There's a clear pattern: AI-native companies want AI-native designers. And those designers are carving out a new creative lane that's faster, more experimental, and—frankly—more fun.

A future for the brave

So what does the next wave of web design look like?

"Real creativity will matter more than ever," Kuba predicts. "With AI making it easy to pump out generic designs, the work that feels fresh will stand out. And be worth more."

You can use these images for a similar concept.

It's not just about looking cool. It's about moving fast. Launching quick. Iterating faster. And doing it all with style. "Spending months perfecting something before launch just won't make sense anymore," Kuba explains. "Getting a solid version out quickly and refining it based on real feedback will be the way forward."

Visually, expect minimalism with a twist. Clean layouts, sure—but with bold brand expressions, interactive layers, 3D flair, and maybe even a touch of WebGL magic. "Brands will take bigger risks because just having a 'nice' website won't be enough to stand out."

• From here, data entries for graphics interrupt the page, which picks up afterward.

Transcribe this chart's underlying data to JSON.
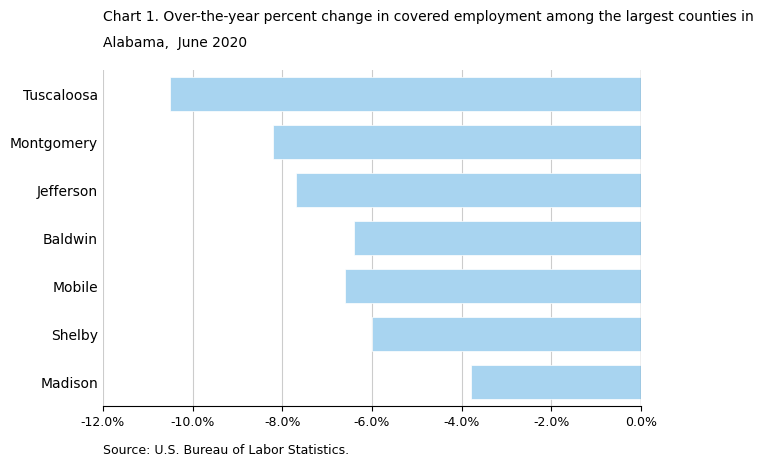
{
  "title_line1": "Chart 1. Over-the-year percent change in covered employment among the largest counties in",
  "title_line2": "Alabama,  June 2020",
  "categories": [
    "Madison",
    "Shelby",
    "Mobile",
    "Baldwin",
    "Jefferson",
    "Montgomery",
    "Tuscaloosa"
  ],
  "values": [
    -3.8,
    -6.0,
    -6.6,
    -6.4,
    -7.7,
    -8.2,
    -10.5
  ],
  "bar_color": "#a8d4f0",
  "bar_edge_color": "#ffffff",
  "xlim": [
    -12.0,
    0.0
  ],
  "xticks": [
    -12.0,
    -10.0,
    -8.0,
    -6.0,
    -4.0,
    -2.0,
    0.0
  ],
  "source_text": "Source: U.S. Bureau of Labor Statistics.",
  "title_fontsize": 10,
  "tick_fontsize": 9,
  "source_fontsize": 9,
  "label_fontsize": 10,
  "background_color": "#ffffff",
  "grid_color": "#cccccc",
  "bar_height": 0.72
}
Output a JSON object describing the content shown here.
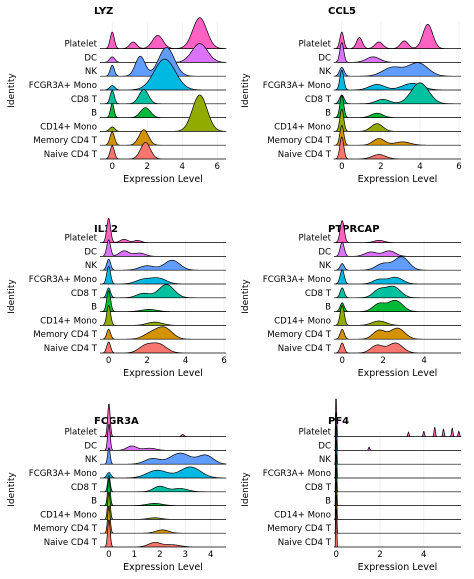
{
  "chart_data": [
    {
      "type": "ridgeline",
      "title": "LYZ",
      "xlabel": "Expression Level",
      "ylabel": "Identity",
      "xlim": [
        -0.7,
        6.5
      ],
      "xticks": [
        0,
        2,
        4,
        6
      ],
      "categories": [
        "Naive CD4 T",
        "Memory CD4 T",
        "CD14+ Mono",
        "B",
        "CD8 T",
        "FCGR3A+ Mono",
        "NK",
        "DC",
        "Platelet"
      ],
      "series": [
        {
          "values": [
            [
              0,
              1.2,
              0.12
            ],
            [
              1.9,
              1.5,
              0.28
            ]
          ]
        },
        {
          "values": [
            [
              0,
              1.2,
              0.13
            ],
            [
              1.8,
              1.4,
              0.27
            ]
          ]
        },
        {
          "values": [
            [
              0,
              0.4,
              0.15
            ],
            [
              5.0,
              3.3,
              0.42
            ]
          ]
        },
        {
          "values": [
            [
              0,
              1.3,
              0.1
            ],
            [
              1.9,
              0.9,
              0.28
            ]
          ]
        },
        {
          "values": [
            [
              0,
              1.2,
              0.12
            ],
            [
              1.8,
              1.3,
              0.27
            ]
          ]
        },
        {
          "values": [
            [
              0,
              0.4,
              0.15
            ],
            [
              3.0,
              2.8,
              0.6
            ]
          ]
        },
        {
          "values": [
            [
              0,
              1.0,
              0.12
            ],
            [
              1.6,
              1.8,
              0.28
            ],
            [
              3.1,
              2.6,
              0.45
            ]
          ]
        },
        {
          "values": [
            [
              0,
              0.5,
              0.15
            ],
            [
              5.0,
              1.7,
              0.45
            ]
          ]
        },
        {
          "values": [
            [
              0,
              1.5,
              0.12
            ],
            [
              1.2,
              0.6,
              0.2
            ],
            [
              2.6,
              1.2,
              0.3
            ],
            [
              5.0,
              2.8,
              0.4
            ]
          ]
        }
      ]
    },
    {
      "type": "ridgeline",
      "title": "CCL5",
      "xlabel": "Expression Level",
      "ylabel": "Identity",
      "xlim": [
        -0.4,
        6.1
      ],
      "xticks": [
        0,
        2,
        4,
        6
      ],
      "categories": [
        "Naive CD4 T",
        "Memory CD4 T",
        "CD14+ Mono",
        "B",
        "CD8 T",
        "FCGR3A+ Mono",
        "NK",
        "DC",
        "Platelet"
      ],
      "series": [
        {
          "values": [
            [
              0,
              2.0,
              0.1
            ],
            [
              1.9,
              0.4,
              0.35
            ]
          ]
        },
        {
          "values": [
            [
              0,
              1.8,
              0.1
            ],
            [
              1.9,
              0.6,
              0.3
            ],
            [
              3.1,
              0.3,
              0.4
            ]
          ]
        },
        {
          "values": [
            [
              0,
              2.0,
              0.1
            ],
            [
              1.8,
              0.7,
              0.3
            ]
          ]
        },
        {
          "values": [
            [
              0,
              2.0,
              0.1
            ],
            [
              1.8,
              0.4,
              0.3
            ]
          ]
        },
        {
          "values": [
            [
              0,
              0.8,
              0.12
            ],
            [
              2.1,
              0.4,
              0.35
            ],
            [
              4.0,
              1.9,
              0.45
            ]
          ]
        },
        {
          "values": [
            [
              0,
              1.8,
              0.1
            ],
            [
              1.8,
              0.5,
              0.4
            ],
            [
              3.6,
              0.6,
              0.5
            ]
          ]
        },
        {
          "values": [
            [
              0,
              0.8,
              0.12
            ],
            [
              2.6,
              0.8,
              0.5
            ],
            [
              3.9,
              1.2,
              0.5
            ]
          ]
        },
        {
          "values": [
            [
              0,
              1.8,
              0.1
            ],
            [
              1.6,
              0.5,
              0.35
            ]
          ]
        },
        {
          "values": [
            [
              0,
              1.5,
              0.1
            ],
            [
              0.9,
              1.0,
              0.15
            ],
            [
              1.9,
              0.6,
              0.2
            ],
            [
              3.2,
              0.7,
              0.2
            ],
            [
              4.4,
              2.2,
              0.25
            ]
          ]
        }
      ]
    },
    {
      "type": "ridgeline",
      "title": "IL32",
      "xlabel": "Expression Level",
      "ylabel": "Identity",
      "xlim": [
        -0.45,
        6.1
      ],
      "xticks": [
        0,
        2,
        4,
        6
      ],
      "categories": [
        "Naive CD4 T",
        "Memory CD4 T",
        "CD14+ Mono",
        "B",
        "CD8 T",
        "FCGR3A+ Mono",
        "NK",
        "DC",
        "Platelet"
      ],
      "series": [
        {
          "values": [
            [
              0,
              1.0,
              0.1
            ],
            [
              1.9,
              0.6,
              0.35
            ],
            [
              2.6,
              0.8,
              0.4
            ]
          ]
        },
        {
          "values": [
            [
              0,
              0.9,
              0.1
            ],
            [
              2.2,
              0.5,
              0.4
            ],
            [
              2.9,
              1.0,
              0.4
            ]
          ]
        },
        {
          "values": [
            [
              0,
              1.8,
              0.1
            ],
            [
              2.4,
              0.3,
              0.4
            ]
          ]
        },
        {
          "values": [
            [
              0,
              1.9,
              0.1
            ],
            [
              2.1,
              0.2,
              0.4
            ]
          ]
        },
        {
          "values": [
            [
              0,
              0.9,
              0.1
            ],
            [
              1.8,
              0.4,
              0.35
            ],
            [
              3.0,
              1.2,
              0.4
            ]
          ]
        },
        {
          "values": [
            [
              0,
              1.6,
              0.1
            ],
            [
              1.8,
              0.4,
              0.4
            ],
            [
              2.6,
              0.5,
              0.4
            ]
          ]
        },
        {
          "values": [
            [
              0,
              1.0,
              0.1
            ],
            [
              2.0,
              0.4,
              0.4
            ],
            [
              3.3,
              0.9,
              0.4
            ]
          ]
        },
        {
          "values": [
            [
              0,
              1.5,
              0.1
            ],
            [
              0.8,
              0.5,
              0.25
            ],
            [
              1.6,
              0.3,
              0.3
            ]
          ]
        },
        {
          "values": [
            [
              0,
              2.2,
              0.1
            ],
            [
              0.8,
              0.3,
              0.2
            ],
            [
              1.5,
              0.2,
              0.2
            ]
          ]
        }
      ]
    },
    {
      "type": "ridgeline",
      "title": "PTPRCAP",
      "xlabel": "Expression Level",
      "ylabel": "Identity",
      "xlim": [
        -0.4,
        5.8
      ],
      "xticks": [
        0,
        2,
        4
      ],
      "categories": [
        "Naive CD4 T",
        "Memory CD4 T",
        "CD14+ Mono",
        "B",
        "CD8 T",
        "FCGR3A+ Mono",
        "NK",
        "DC",
        "Platelet"
      ],
      "series": [
        {
          "values": [
            [
              0,
              0.9,
              0.1
            ],
            [
              1.7,
              0.7,
              0.3
            ],
            [
              2.6,
              0.9,
              0.35
            ]
          ]
        },
        {
          "values": [
            [
              0,
              0.9,
              0.1
            ],
            [
              1.8,
              0.8,
              0.3
            ],
            [
              2.7,
              1.0,
              0.35
            ]
          ]
        },
        {
          "values": [
            [
              0,
              1.8,
              0.1
            ],
            [
              1.8,
              0.4,
              0.35
            ]
          ]
        },
        {
          "values": [
            [
              0,
              0.8,
              0.1
            ],
            [
              1.8,
              0.7,
              0.3
            ],
            [
              2.6,
              1.0,
              0.35
            ]
          ]
        },
        {
          "values": [
            [
              0,
              0.9,
              0.1
            ],
            [
              1.8,
              0.7,
              0.3
            ],
            [
              2.5,
              1.0,
              0.35
            ]
          ]
        },
        {
          "values": [
            [
              0,
              1.3,
              0.1
            ],
            [
              1.8,
              0.4,
              0.3
            ],
            [
              2.6,
              0.6,
              0.35
            ]
          ]
        },
        {
          "values": [
            [
              0,
              0.6,
              0.1
            ],
            [
              2.0,
              0.6,
              0.35
            ],
            [
              2.9,
              1.2,
              0.35
            ]
          ]
        },
        {
          "values": [
            [
              0,
              1.3,
              0.1
            ],
            [
              1.4,
              0.4,
              0.3
            ],
            [
              2.3,
              0.5,
              0.3
            ]
          ]
        },
        {
          "values": [
            [
              0,
              2.0,
              0.1
            ],
            [
              1.8,
              0.2,
              0.25
            ]
          ]
        }
      ]
    },
    {
      "type": "ridgeline",
      "title": "FCGR3A",
      "xlabel": "Expression Level",
      "ylabel": "Identity",
      "xlim": [
        -0.35,
        4.6
      ],
      "xticks": [
        0,
        1,
        2,
        3,
        4
      ],
      "categories": [
        "Naive CD4 T",
        "Memory CD4 T",
        "CD14+ Mono",
        "B",
        "CD8 T",
        "FCGR3A+ Mono",
        "NK",
        "DC",
        "Platelet"
      ],
      "series": [
        {
          "values": [
            [
              0,
              2.5,
              0.05
            ],
            [
              1.8,
              0.4,
              0.25
            ],
            [
              2.5,
              0.2,
              0.3
            ]
          ]
        },
        {
          "values": [
            [
              0,
              2.5,
              0.05
            ],
            [
              2.1,
              0.3,
              0.25
            ]
          ]
        },
        {
          "values": [
            [
              0,
              2.5,
              0.05
            ],
            [
              1.8,
              0.15,
              0.25
            ]
          ]
        },
        {
          "values": [
            [
              0,
              2.5,
              0.05
            ],
            [
              1.8,
              0.2,
              0.3
            ]
          ]
        },
        {
          "values": [
            [
              0,
              1.5,
              0.05
            ],
            [
              2.0,
              0.5,
              0.25
            ],
            [
              2.8,
              0.3,
              0.3
            ]
          ]
        },
        {
          "values": [
            [
              0,
              0.5,
              0.08
            ],
            [
              1.9,
              0.7,
              0.4
            ],
            [
              3.2,
              1.0,
              0.4
            ]
          ]
        },
        {
          "values": [
            [
              0,
              1.5,
              0.05
            ],
            [
              1.7,
              0.5,
              0.3
            ],
            [
              2.8,
              1.0,
              0.4
            ],
            [
              3.8,
              0.8,
              0.3
            ]
          ]
        },
        {
          "values": [
            [
              0,
              2.4,
              0.05
            ],
            [
              0.9,
              0.4,
              0.2
            ],
            [
              1.6,
              0.2,
              0.25
            ]
          ]
        },
        {
          "values": [
            [
              0,
              3.0,
              0.05
            ],
            [
              2.9,
              0.2,
              0.05
            ]
          ]
        }
      ]
    },
    {
      "type": "ridgeline",
      "title": "PF4",
      "xlabel": "Expression Level",
      "ylabel": "Identity",
      "xlim": [
        -0.1,
        5.7
      ],
      "xticks": [
        0,
        2,
        4
      ],
      "categories": [
        "Naive CD4 T",
        "Memory CD4 T",
        "CD14+ Mono",
        "B",
        "CD8 T",
        "FCGR3A+ Mono",
        "NK",
        "DC",
        "Platelet"
      ],
      "series": [
        {
          "values": [
            [
              0,
              15,
              0.015
            ]
          ]
        },
        {
          "values": [
            [
              0,
              15,
              0.015
            ]
          ]
        },
        {
          "values": [
            [
              0,
              15,
              0.015
            ]
          ]
        },
        {
          "values": [
            [
              0,
              15,
              0.015
            ]
          ]
        },
        {
          "values": [
            [
              0,
              15,
              0.015
            ]
          ]
        },
        {
          "values": [
            [
              0,
              15,
              0.015
            ]
          ]
        },
        {
          "values": [
            [
              0,
              15,
              0.015
            ]
          ]
        },
        {
          "values": [
            [
              0,
              15,
              0.015
            ],
            [
              1.5,
              0.3,
              0.03
            ]
          ]
        },
        {
          "values": [
            [
              0,
              15,
              0.015
            ],
            [
              3.3,
              0.4,
              0.03
            ],
            [
              4.0,
              0.5,
              0.03
            ],
            [
              4.5,
              0.9,
              0.03
            ],
            [
              4.9,
              0.7,
              0.03
            ],
            [
              5.3,
              0.8,
              0.03
            ],
            [
              5.6,
              0.5,
              0.03
            ]
          ]
        }
      ]
    }
  ],
  "colors": [
    "#F8766D",
    "#D39200",
    "#93AA00",
    "#00BA38",
    "#00C19F",
    "#00B9E3",
    "#619CFF",
    "#DB72FB",
    "#FF61C3"
  ]
}
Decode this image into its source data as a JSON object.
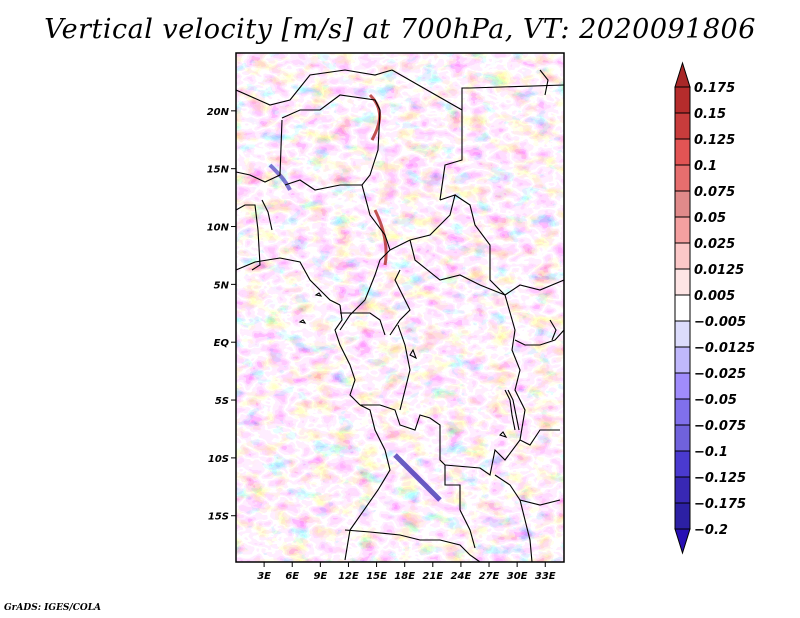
{
  "title": "Vertical velocity [m/s] at 700hPa, VT: 2020091806",
  "footer": "GrADS: IGES/COLA",
  "chart_data": {
    "type": "heatmap",
    "title": "Vertical velocity [m/s] at 700hPa, VT: 2020091806",
    "variable": "Vertical velocity",
    "units": "m/s",
    "level": "700hPa",
    "valid_time": "2020091806",
    "projection": "lat-lon",
    "lon_range": [
      0,
      35
    ],
    "lat_range": [
      -19,
      25
    ],
    "x_ticks": [
      {
        "value": 3,
        "label": "3E"
      },
      {
        "value": 6,
        "label": "6E"
      },
      {
        "value": 9,
        "label": "9E"
      },
      {
        "value": 12,
        "label": "12E"
      },
      {
        "value": 15,
        "label": "15E"
      },
      {
        "value": 18,
        "label": "18E"
      },
      {
        "value": 21,
        "label": "21E"
      },
      {
        "value": 24,
        "label": "24E"
      },
      {
        "value": 27,
        "label": "27E"
      },
      {
        "value": 30,
        "label": "30E"
      },
      {
        "value": 33,
        "label": "33E"
      }
    ],
    "y_ticks": [
      {
        "value": 20,
        "label": "20N"
      },
      {
        "value": 15,
        "label": "15N"
      },
      {
        "value": 10,
        "label": "10N"
      },
      {
        "value": 5,
        "label": "5N"
      },
      {
        "value": 0,
        "label": "EQ"
      },
      {
        "value": -5,
        "label": "5S"
      },
      {
        "value": -10,
        "label": "10S"
      },
      {
        "value": -15,
        "label": "15S"
      }
    ],
    "colorbar": {
      "orientation": "vertical",
      "placement": "right",
      "extend": "both",
      "levels": [
        0.175,
        0.15,
        0.125,
        0.1,
        0.075,
        0.05,
        0.025,
        0.0125,
        0.005,
        -0.005,
        -0.0125,
        -0.025,
        -0.05,
        -0.075,
        -0.1,
        -0.125,
        -0.175,
        -0.2
      ],
      "labels": [
        "0.175",
        "0.15",
        "0.125",
        "0.1",
        "0.075",
        "0.05",
        "0.025",
        "0.0125",
        "0.005",
        "−0.005",
        "−0.0125",
        "−0.025",
        "−0.05",
        "−0.075",
        "−0.1",
        "−0.125",
        "−0.175",
        "−0.2"
      ],
      "colors_top_to_bottom": [
        "#a82828",
        "#b52c2c",
        "#c83c3c",
        "#e25454",
        "#e66e6e",
        "#e08a8a",
        "#f4a0a0",
        "#fbc8c8",
        "#fde4e4",
        "#ffffff",
        "#dcdcfc",
        "#c0b8fc",
        "#a08cfc",
        "#8070ec",
        "#7062dc",
        "#4a3ad0",
        "#3828b4",
        "#2c20a4",
        "#2810b4"
      ]
    },
    "description": "Filled shaded field of 700hPa vertical velocity over Central Africa with country borders and coastlines; mixed positive (red) and negative (blue) small-scale patterns, strong blue band over Angola/Zambia and red streaks over Chad/Sudan."
  }
}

The state of the new design world

In an era where design is increasingly about identity, originality, and speed, relying on the same tired library photos just doesn't cut it anymore. It’s why more than ever creatives like yourself are using Kuba’s visuals for their own projects.

These tools give designers the power to create ideas that don't exist yet. To turn moodboards into reality. To design at the same speed as they think.

And in the hands of creators like Kuba, they're helping define a new visual language—one that's weird, wild, and wonderfully intentional.

No more business bros shaking hands. The future of design? It's liquid.